Support vector machine with adaptive parameters in financial time series forecasting.

L J Cao1, F H Tay

  • 1Dept. of Mech. Eng., Nat. Univ. of Singapore, Singapore.

IEEE Transactions on Neural Networks
|February 5, 2008
PubMed
Summary
This summary is machine-generated.

Support vector machines (SVM) show strong potential for financial forecasting, outperforming back-propagation neural networks.

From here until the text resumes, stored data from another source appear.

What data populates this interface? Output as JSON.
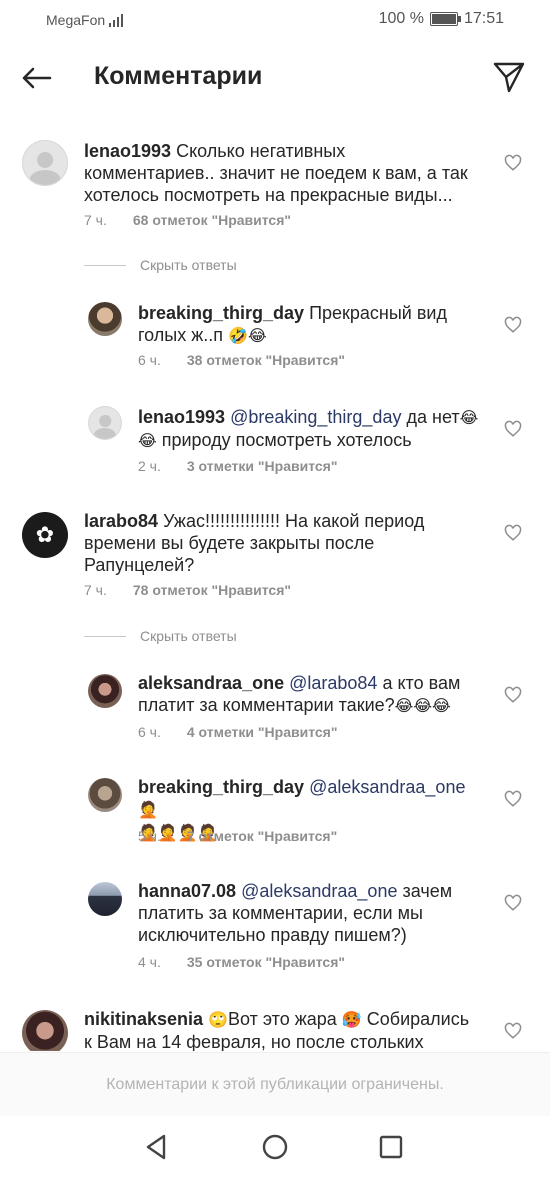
{
  "status_bar": {
    "carrier": "MegaFon",
    "battery_percent": "100 %",
    "battery_level": 1.0,
    "time": "17:51"
  },
  "header": {
    "back_icon": "arrow-left-icon",
    "title": "Комментарии",
    "send_icon": "paper-plane-icon"
  },
  "comments": [
    {
      "username": "lenao1993",
      "avatar": "default-avatar",
      "line1": "Сколько негативных",
      "line2": "комментариев.. значит не поедем к вам, а так",
      "line3": "хотелось посмотреть на прекрасные виды...",
      "time": "7 ч.",
      "likes": "68 отметок \"Нравится\"",
      "hide_replies": "Скрыть ответы",
      "replies": [
        {
          "username": "breaking_thirg_day",
          "line1": "Прекрасный вид",
          "line2": "голых ж..п",
          "line2_emoji": "🤣😂",
          "time": "6 ч.",
          "likes": "38 отметок \"Нравится\""
        },
        {
          "username": "lenao1993",
          "mention": "@breaking_thirg_day",
          "line1": "да нет",
          "line1_emoji": "😂",
          "line2_emoji": "😂",
          "line2": "природу посмотреть хотелось",
          "time": "2 ч.",
          "likes": "3 отметки \"Нравится\""
        }
      ]
    },
    {
      "username": "larabo84",
      "avatar": "flower-avatar",
      "line1": "Ужас!!!!!!!!!!!!!!! На какой период",
      "line2": "времени вы будете закрыты после",
      "line3": "Рапунцелей?",
      "time": "7 ч.",
      "likes": "78 отметок \"Нравится\"",
      "hide_replies": "Скрыть ответы",
      "replies": [
        {
          "username": "aleksandraa_one",
          "mention": "@larabo84",
          "line1": "а кто вам",
          "line2": "платит за комментарии такие?",
          "line2_emoji": "😂😂😂",
          "time": "6 ч.",
          "likes": "4 отметки \"Нравится\""
        },
        {
          "username": "breaking_thirg_day",
          "mention": "@aleksandraa_one",
          "line1_emoji": "🤦",
          "line2_emoji": "🤦🤦🤦🤦",
          "time": "5 ч.",
          "likes": "7 отметок \"Нравится\""
        },
        {
          "username": "hanna07.08",
          "mention": "@aleksandraa_one",
          "line1": "зачем",
          "line2": "платить за комментарии, если мы",
          "line3": "исключительно правду пишем?)",
          "time": "4 ч.",
          "likes": "35 отметок \"Нравится\""
        }
      ]
    },
    {
      "username": "nikitinaksenia",
      "emoji1": "🙄",
      "line1": "Вот это жара",
      "emoji2": "🥵",
      "line1b": "Собирались",
      "line2": "к Вам на 14 февраля, но после стольких"
    }
  ],
  "footer": {
    "notice": "Комментарии к этой публикации ограничены."
  },
  "navbar": {
    "back_icon": "triangle-back-icon",
    "home_icon": "circle-home-icon",
    "recents_icon": "square-recents-icon"
  },
  "colors": {
    "text": "#262626",
    "secondary": "#8e8e8e",
    "mention": "#2b3a67",
    "footer_text": "#b4b4b4"
  }
}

Adaptive parameters enhance SVM performance and reduce support vectors for better financial time series prediction.

Related Experiment Videos

Area of Science:

  • Computational intelligence
  • Machine learning applications
  • Financial econometrics

Background:

  • Support vector machines (SVM) are advanced learning machines with notable generalization performance.
  • SVMs are increasingly applied beyond pattern recognition to areas like regression estimation.
  • Financial time series forecasting presents unique challenges due to nonstationarity.

Purpose of the Study:

  • To evaluate the efficacy of SVM for financial time series forecasting.
  • To compare SVM performance against established neural network models.
  • To investigate the impact of SVM parameters and propose adaptive solutions.

Main Methods:

  • Comparative analysis of SVM, multilayer back-propagation (BP) neural networks, and regularized radial basis function (RBF) neural networks.
  • Experimental investigation of SVM free parameter sensitivity.
  • Development and application of adaptive SVM parameters incorporating time series nonstationarity.
  • Utilized futures contract data from the Chicago Mercantile Market.

Main Results:

  • SVM demonstrated superior performance compared to BP neural networks in financial forecasting.
  • SVM exhibited comparable generalization performance to regularized RBF neural networks.
  • SVM's generalization performance is significantly influenced by its free parameters.
  • Adaptive SVM parameters led to improved generalization and reduced support vector usage.

Conclusions:

  • SVM is a viable and effective tool for financial time series forecasting.
  • Adaptive parameterization is crucial for optimizing SVM in nonstationary financial markets.
  • The proposed adaptive SVM approach offers enhanced predictive accuracy and efficiency.